Forecasting a dead end for chips may not be effecting Intel now; however Intel (if not others) may still stay in the game by custom tailoring chips and processors for target populations.

For example the gamers might want micro processing that is totally marketed for gaming if it only gains them a nano-thumper increase in game play Medical technology for analysis and even implants may need to have their chips or the whole processor custom made.
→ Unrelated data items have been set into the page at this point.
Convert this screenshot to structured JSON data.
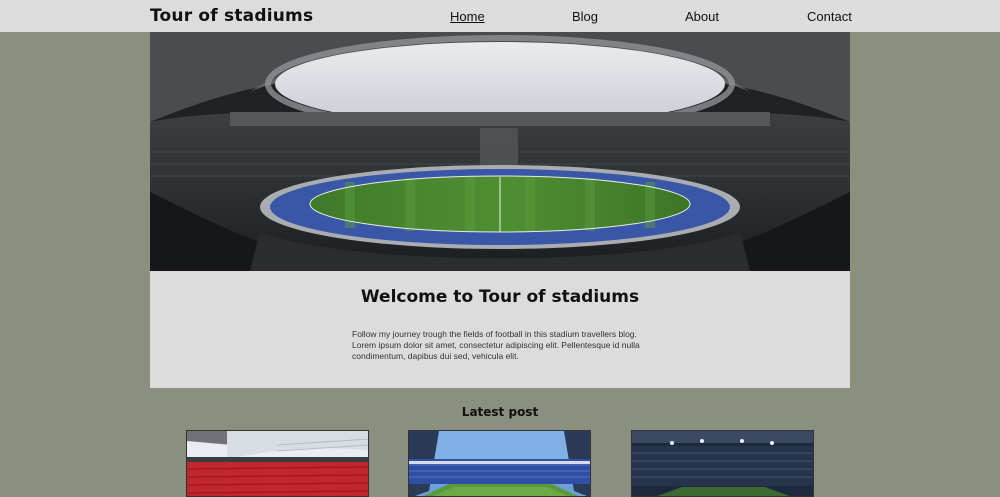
{
  "header": {
    "brand": "Tour of stadiums",
    "nav": [
      {
        "label": "Home",
        "active": true
      },
      {
        "label": "Blog",
        "active": false
      },
      {
        "label": "About",
        "active": false
      },
      {
        "label": "Contact",
        "active": false
      }
    ]
  },
  "hero": {
    "image": "stadium-panorama"
  },
  "welcome": {
    "title": "Welcome to Tour of stadiums",
    "body": "Follow my journey trough the fields of football in this stadium travellers blog. Lorem ipsum dolor sit amet, consectetur adipiscing elit. Pellentesque id nulla condimentum, dapibus dui sed, vehicula elit."
  },
  "latest": {
    "heading": "Latest post",
    "posts": [
      {
        "image": "stadium-red-seats"
      },
      {
        "image": "stadium-blue-seats"
      },
      {
        "image": "stadium-night-lights"
      }
    ]
  },
  "colors": {
    "background": "#8a8f80",
    "panel": "#dcdcdc",
    "text": "#111111"
  }
}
Heart impairments, even cardiac arrhythmia, are served by miniature "paddles" that are placed into the heart itself as implants [clear!] My father has one. Would he be better served by multiple implants that are "integrated" into the heart?

The heart and various organs might have several other multiple implants and it could be the fulfillment of hardware solutions to disease.

Who knows what other markets will want "designer processing" If that doesn't work Intel may want to take a page from Apples iPods and start selling Intel processors in a dozen fashion colors.

[Seaspray0]

Artistjoh, multiprcessor support has been around for years, i.e. microsoft NT workstation supported 2 processors and NT server supported 4, both developed in 1992. Apple has some catching up to do in this respect, since until recently they were using the powerpc chip. I don't forsee any problems since the underlying core code for multiprocessor support has been available for years and should be no problem integrating it. What normally lags are the applications being able to support muliple processors and that's dependent on 3rd party software companies. Another big improvement we all should consider is the number of bits the processor is capable of handling. In the 1980's, the 8 bit processor was the standard. We're now seeing 64 bit processors in personal computers. Everytime we double the bits, we can cut out all the code that requires handling data in excess of what the processor handles. That's extremely useful for things like floating point and graphical computations. It's not just the size that matters.

[Penguinisto]

Bzzt! PowerPC-based Apple machines have been able to do multiprocessing ever since OSX came out. Also, UNIX has been doing multi-processing since long before Windows NT was ever written. ;)

[Penguinisto]

One aspect that hasn't been considered is moving into three-dimensional CPU cores. While heating problems would naturally be an obstacle, there are working nano-tubing/coolant structure processes that can facilitate thermal dissipation, so it wouldn't be an impossibility. Plus, it is a far shorter trip between vertical layers than stretching traces outward towards the edges of an ever-increasing die size.